Key Concepts & Frameworks
- Trend Following: Trading in the direction of established price trends across all liquid markets
- Position Sizing by Volatility (N): Normalizing risk across different markets using Average True Range
- Breakout Entry System: Entering positions when prices exceed previous 20-day or 55-day highs/lows
- Pyramiding: Adding to winning positions at predetermined intervals
- Portfolio Heat: Limiting total portfolio risk through correlation-based position limits
- Expectancy: Thinking in terms of expected value across many trades rather than individual outcomes
- The Casino Mentality: Trading like the house, accepting that individual outcomes are random while the edge plays out over many trades
Practical Trading Applications
- Use systematic rules to remove emotional decision-making from trading
- Size positions based on market volatility, not fixed dollar amounts
- Cut losses quickly with predetermined stop-losses
- Let winners run by using trailing stops rather than profit targets
- Diversify across uncorrelated markets to smooth equity curves
- Accept that most trades will be losers; profitability comes from the magnitude of winners exceeding losers
- Trade every signal without cherry-picking to capture the full distribution of outcomes
Critical Assessment
Strengths: Covel provides the most complete publicly available account of the Turtle experiment, including trading rules, performance data, and personal interviews. The book effectively demolishes the myth that successful trading requires innate genius or elite credentials. The narrative structure makes complex trading concepts accessible to a wide audience.

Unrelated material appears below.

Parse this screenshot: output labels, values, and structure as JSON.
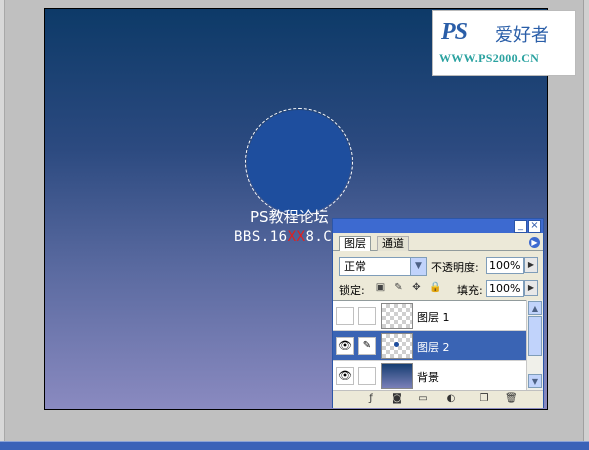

Weaknesses: The book occasionally veers into hagiography of Dennis and trend following generally. Covel's journalistic style sometimes prioritizes storytelling over analytical rigor. The specific Turtle rules, while revolutionary in the 1980s, have been widely disseminated and may have lost some edge due to increased competition. The book could benefit from more quantitative analysis of the Turtle system's evolution and adaptation.
Key Quotes
- "Trading was more teachable than I ever imagined. Even though I was the only one who thought it was teachable... it was teachable beyond my wildest imagination." - Richard Dennis
- "You're much better off going into the market on a shoestring, feeling that you can't afford to lose." - William Eckhardt
- "I'm an empiricist, through and through. David Hume and Bertrand Russell. I'm solidly in the English tradition." - Richard Dennis
- "If I make $5,000, then I can bet more and potentially make $25,000. And if I make $25,000, I can bet that again to get to $250,000."
Conclusion & Recommendation
"The Complete TurtleTrader" is an essential read for anyone interested in systematic trading and trend following. The Turtle experiment stands as one of the most important demonstrations that trading success can be replicated through proper training, disciplined rule-following, and sound risk management. While the specific rules may need updating for modern markets, the underlying principles of trend following, volatility-based position sizing, and emotional discipline remain as relevant as ever. The book is accessible to beginners while providing enough depth for experienced traders to extract actionable insights.